Harry Potter is Still Here! Probing Knowledge Leakage in Targeted Unlearned Large Language Models via Automated Adversarial Prompting

TL;DR

This paper introduces LURK, a framework that uses adversarial prompts to detect hidden knowledge in unlearned large language models, revealing limitations in current unlearning evaluation methods.

Contribution

LURK provides a novel automated adversarial probing method to uncover residual knowledge in unlearned models, improving assessment of unlearning effectiveness.

Findings

Models believed to be unlearned still leak knowledge under targeted prompts.

Current unlearning standards may overestimate model unlearning success.

LURK offers a more rigorous evaluation of unlearning robustness.

Abstract

This work presents LURK (Latent UnleaRned Knowledge), a novel framework that probes for hidden retained knowledge in unlearned LLMs through adversarial suffix prompting.
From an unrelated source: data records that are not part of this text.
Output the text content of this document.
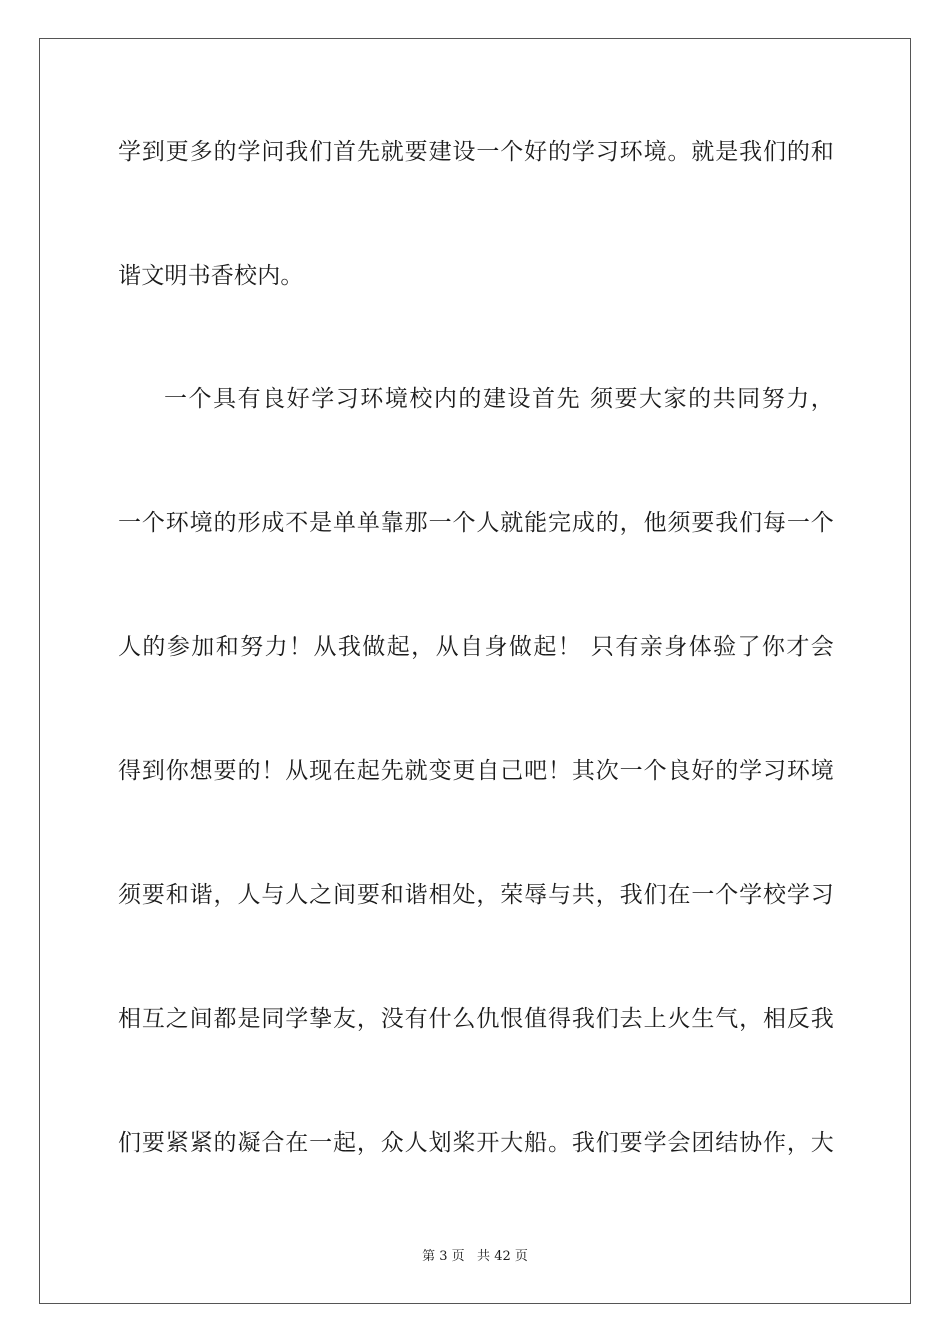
学到更多的学问我们首先就要建设一个好的学习环境。就是我们的和
谐文明书香校内。
一个具有良好学习环境校内的建设首先 须要大家的共同努力，
一个环境的形成不是单单靠那一个人就能完成的，他须要我们每一个
人的参加和努力！从我做起，从自身做起！ 只有亲身体验了你才会
得到你想要的！从现在起先就变更自己吧！其次一个良好的学习环境
须要和谐，人与人之间要和谐相处，荣辱与共，我们在一个学校学习
相互之间都是同学挚友，没有什么仇恨值得我们去上火生气，相反我
们要紧紧的凝合在一起，众人划桨开大船。我们要学会团结协作，大
第 3 页   共 42 页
LURK automatically generates adversarial prompt suffixes designed to elicit residual knowledge about the Harry Potter domain, a commonly used benchmark for unlearning. Our experiments reveal that even models deemed successfully unlearned can leak idiosyncratic information under targeted adversarial conditions, highlighting critical limitations of current unlearning evaluation standards. By uncovering latent knowledge through indirect probing, LURK offers a more rigorous and diagnostic tool for assessing the robustness of unlearning algorithms. All code will be publicly available.